Like Andrew Gimson, I have nothing against big business and am an avid supporter of globalization. As a result I regard Disney and MacDonalds as remarkable examples of international commerce and I have no problem with them plying their toxic wares everywhere across the globe… hang on a minute…’toxic wares’?

Yes, the truth is, I detest both Disney and MacDonalds.

Much in the same way as I support the right of looney toon Nazis and incoherent socialists to publicly advocate their idiotic views, so too do I support the right of Disney and MacDonalds to hawk their wares from Peoria to Petropavlovsk… and just as I support the right of people to shout abuse and pour scorn on Nazis and Socialists when they do air their views, so too do I support the right of people to vote with closed wallets in order to protect their children from near-fraudulent cultural hijacking by Disney and heart disease and obesity by garbage-like ‘food’ sold by MacDonalds.

If Disney wants to create animated movies (that are in reality little more than an exercise in merchandising) from whole cloth, then I have no real objection.
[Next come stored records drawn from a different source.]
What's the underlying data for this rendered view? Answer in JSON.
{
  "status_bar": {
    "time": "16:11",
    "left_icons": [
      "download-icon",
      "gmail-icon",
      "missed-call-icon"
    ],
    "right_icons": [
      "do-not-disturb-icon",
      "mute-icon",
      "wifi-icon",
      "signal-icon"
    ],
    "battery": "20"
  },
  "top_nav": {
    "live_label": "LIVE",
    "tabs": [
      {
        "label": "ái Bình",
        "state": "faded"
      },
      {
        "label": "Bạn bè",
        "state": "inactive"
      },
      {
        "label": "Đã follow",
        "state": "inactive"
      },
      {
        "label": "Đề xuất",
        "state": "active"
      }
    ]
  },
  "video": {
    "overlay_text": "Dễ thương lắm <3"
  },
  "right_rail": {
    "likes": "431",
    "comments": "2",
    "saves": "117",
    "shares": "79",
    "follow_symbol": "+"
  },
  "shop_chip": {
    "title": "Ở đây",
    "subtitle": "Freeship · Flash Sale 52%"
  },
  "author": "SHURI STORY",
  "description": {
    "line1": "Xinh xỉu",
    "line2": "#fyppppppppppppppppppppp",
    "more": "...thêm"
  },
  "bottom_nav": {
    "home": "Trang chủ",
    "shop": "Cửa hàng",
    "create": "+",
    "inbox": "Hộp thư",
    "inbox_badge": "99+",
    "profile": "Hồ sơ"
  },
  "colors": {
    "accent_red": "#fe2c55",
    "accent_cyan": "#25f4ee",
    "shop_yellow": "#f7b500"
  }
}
But when they produce something like ‘The Little Mermaid’, I find my blood boiling. The Little Mermaid is a story by Hans Christian Andersen, and was written not as Disney would have us believe, to convey the message ‘go for your dream, girl, and live happily ever after’. No, not at all.

Your tail will then disappear, and shrink up into what mankind calls legs, and you will feel great pain, as if a sword were passing through you. But all who see you will say that you are the prettiest little human being they ever saw. You will still have the same floating gracefulness of movement, and no dancer will ever tread so lightly; but at every step you take it will feel as if you were treading upon sharp knives, and that the blood must flow. If you will bear all this, I will help you.”

“Yes, I will,” said the little princess in a trembling voice, as she thought of the prince and the immortal soul.

This is far from the pallid castrated ‘culture’ that Disney’s marketing wonks would have you believe the story contains. Now I realise this sort of gritty prose might not sell so well in some places with sugar coated rose tinted views of what children should hear and read, but then why the hell call it ‘The Little Mermaid’ then? Call it ‘The Adventures of Ariel’ or ‘Fishgirl gets her Prince’ or anything that does not claim to have the slightest intellectual similarity to what Hans Christian Andersen was actually trying to say.

Feel free to purchase Disney’s drivel if you wish for your hamburger bloated offspring, but do not kid yourself that your children are hearing anything whatsoever from probably the most famous writer of children’s stories who ever lived.